Esta reflexão deve inspirar também os trabalhos da Conferência da ONU sobre o desenvolvimento sustentável (Rio+20) que será realizado no próximo mês de Junho, cientes de que «o ser humano deve estar no centro das preocupações para o desenvolvimento sustentável», como afirma o primeiro princípio da Declaração do Rio sobre o meio ambiente e o desenvolvimento de 1992. Sentido de responsabilidade e defesa do meio ambiente deveriam ser guiados pela consciência de ser «uma família das Nações». A ideia de «família» evoca imediatamente algo mais do que simples relações funcionais ou meras convergências de interesse. Uma família é, por sua natureza, uma comunidade baseada na interdependência, na confiança, no apoio recíproco e no respeito sincero. O seu pleno desenvolvimento não se baseia na supremacia do mais forte, mas na atenção para com o mais fraco e marginalizado e a sua responsabilidade estende-se às gerações vindouras. O respeito pelo meio ambiente deveria tornar-nos mais atentos às necessidades das populações mais desfavorecidas; deveria criar uma estratégia para um desenvolvimento centrado nas pessoas, promovendo a solidariedade e a responsabilidade em relação a todos, inclusive às futuras gerações.

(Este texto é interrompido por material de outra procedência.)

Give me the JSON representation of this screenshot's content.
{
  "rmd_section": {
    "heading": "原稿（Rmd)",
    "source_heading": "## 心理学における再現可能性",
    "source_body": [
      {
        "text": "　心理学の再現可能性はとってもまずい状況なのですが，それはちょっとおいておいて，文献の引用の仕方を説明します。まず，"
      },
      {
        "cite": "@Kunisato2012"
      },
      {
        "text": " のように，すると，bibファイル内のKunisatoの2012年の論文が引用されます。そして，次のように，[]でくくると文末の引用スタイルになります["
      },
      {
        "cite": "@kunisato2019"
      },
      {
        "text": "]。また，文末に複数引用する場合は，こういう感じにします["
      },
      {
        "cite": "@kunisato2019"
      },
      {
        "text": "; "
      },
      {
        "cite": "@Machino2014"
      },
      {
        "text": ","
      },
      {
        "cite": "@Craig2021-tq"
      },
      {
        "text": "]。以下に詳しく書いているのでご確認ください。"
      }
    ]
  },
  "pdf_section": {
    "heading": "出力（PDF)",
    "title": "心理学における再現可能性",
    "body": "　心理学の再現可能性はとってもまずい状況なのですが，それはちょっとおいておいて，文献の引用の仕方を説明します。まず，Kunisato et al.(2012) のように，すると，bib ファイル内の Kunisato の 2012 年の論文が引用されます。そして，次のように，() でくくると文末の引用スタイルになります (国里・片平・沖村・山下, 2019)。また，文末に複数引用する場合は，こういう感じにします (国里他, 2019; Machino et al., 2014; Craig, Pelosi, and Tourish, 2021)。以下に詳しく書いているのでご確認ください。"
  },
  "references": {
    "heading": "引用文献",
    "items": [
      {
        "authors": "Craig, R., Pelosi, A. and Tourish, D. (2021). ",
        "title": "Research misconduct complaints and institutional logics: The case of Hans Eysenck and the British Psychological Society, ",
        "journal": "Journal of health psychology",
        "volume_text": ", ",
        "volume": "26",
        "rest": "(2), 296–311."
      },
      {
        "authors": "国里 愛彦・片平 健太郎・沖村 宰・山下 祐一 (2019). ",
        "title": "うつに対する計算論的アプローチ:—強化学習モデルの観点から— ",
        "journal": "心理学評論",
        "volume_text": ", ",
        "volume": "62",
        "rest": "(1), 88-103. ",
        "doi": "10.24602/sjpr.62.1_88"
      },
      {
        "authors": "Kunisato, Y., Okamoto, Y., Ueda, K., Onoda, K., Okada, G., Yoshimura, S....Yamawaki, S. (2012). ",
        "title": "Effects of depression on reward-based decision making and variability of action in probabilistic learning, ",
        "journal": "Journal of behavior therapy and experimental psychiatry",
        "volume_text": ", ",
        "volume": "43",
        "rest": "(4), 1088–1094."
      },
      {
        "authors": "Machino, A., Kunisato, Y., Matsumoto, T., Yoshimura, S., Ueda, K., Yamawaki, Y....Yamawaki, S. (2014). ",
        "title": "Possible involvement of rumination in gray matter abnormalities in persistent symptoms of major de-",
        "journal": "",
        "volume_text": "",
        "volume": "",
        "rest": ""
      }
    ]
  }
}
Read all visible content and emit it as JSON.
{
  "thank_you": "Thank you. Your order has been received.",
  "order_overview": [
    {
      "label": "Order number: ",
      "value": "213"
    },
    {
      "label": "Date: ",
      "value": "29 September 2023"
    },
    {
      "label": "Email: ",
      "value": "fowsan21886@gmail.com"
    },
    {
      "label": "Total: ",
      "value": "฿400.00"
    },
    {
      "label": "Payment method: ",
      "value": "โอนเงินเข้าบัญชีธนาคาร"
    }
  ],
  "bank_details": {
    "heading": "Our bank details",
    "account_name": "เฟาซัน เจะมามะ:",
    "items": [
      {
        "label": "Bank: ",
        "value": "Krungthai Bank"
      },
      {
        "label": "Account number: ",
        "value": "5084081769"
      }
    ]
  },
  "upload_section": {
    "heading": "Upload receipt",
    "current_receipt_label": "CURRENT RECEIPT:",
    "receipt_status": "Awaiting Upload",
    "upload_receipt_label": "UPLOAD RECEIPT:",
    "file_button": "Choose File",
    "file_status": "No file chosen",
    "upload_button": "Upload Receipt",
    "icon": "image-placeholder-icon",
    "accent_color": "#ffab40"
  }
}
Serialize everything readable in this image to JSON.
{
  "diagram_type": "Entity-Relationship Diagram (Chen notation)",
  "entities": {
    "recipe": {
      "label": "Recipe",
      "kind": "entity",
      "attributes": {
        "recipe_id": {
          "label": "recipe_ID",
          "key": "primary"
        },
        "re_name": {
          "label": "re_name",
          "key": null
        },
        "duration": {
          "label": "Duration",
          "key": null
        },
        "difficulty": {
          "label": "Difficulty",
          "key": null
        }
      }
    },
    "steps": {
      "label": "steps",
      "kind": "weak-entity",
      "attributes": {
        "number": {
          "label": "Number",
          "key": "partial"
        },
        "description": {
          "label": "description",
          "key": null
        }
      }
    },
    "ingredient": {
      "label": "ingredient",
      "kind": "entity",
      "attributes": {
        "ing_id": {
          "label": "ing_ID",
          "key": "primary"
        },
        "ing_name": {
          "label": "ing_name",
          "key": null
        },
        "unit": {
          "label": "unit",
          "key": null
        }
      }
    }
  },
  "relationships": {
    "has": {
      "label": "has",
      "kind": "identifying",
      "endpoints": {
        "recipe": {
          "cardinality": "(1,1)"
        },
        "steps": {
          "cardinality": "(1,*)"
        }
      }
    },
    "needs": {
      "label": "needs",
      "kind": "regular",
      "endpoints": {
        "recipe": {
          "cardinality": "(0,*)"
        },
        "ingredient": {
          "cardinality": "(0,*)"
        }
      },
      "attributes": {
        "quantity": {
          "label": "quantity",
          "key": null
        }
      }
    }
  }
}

Esta estratégia só pode beneficiar da Conferência da ONU relativa ao Tratado sobre o comércio de armas (TCA), programada para 2012. Um comércio de armas não regulamentado e não transparente tem consequências negativas importantes, e atrasa o desenvolvimento humano integral, aumenta o risco de conflitos, sobretudo internos, e de instabilidade, difunde uma cultura de violência e de impunidade, muitas vezes relacionada com actividades criminosas, como o tráfico de drogas, o tráfico de seres humanos e a pirataria, que constituem problemas internacionais cada vez mais graves. Os resultados do actual processo do tca representam uma prova da vontade real dos Estados de assumir as próprias responsabilidades morais e jurídicas neste âmbito. A comunidade internacional deve preocupar-se com a elaboração de um Tratado sobre o comércio de armas que seja eficaz e viável, ciente do elevado número de pessoas afectadas pelo comércio ilegal de armas e de munições, e dos seus sofrimentos. De facto, o objectivo principal do Tratado deveria ser não só regulamentar o comércio de armas convencionais ou impedir o mercado clandestino das mesmas, mas também e sobretudo proteger a vida humana e construir um mundo mais respeitoso da dignidade humana.

Senhor Presidente

Na verdade, é precisamente a contribuição para a construção de um mundo mais respeitoso da dignidade humana que demonstrará a capacidade real da ONU de cumprir a sua missão, que visa ajudar a «família das Nações» a alcançar os objectivos comuns da paz, da segurança e de um desenvolvimento integral para todos.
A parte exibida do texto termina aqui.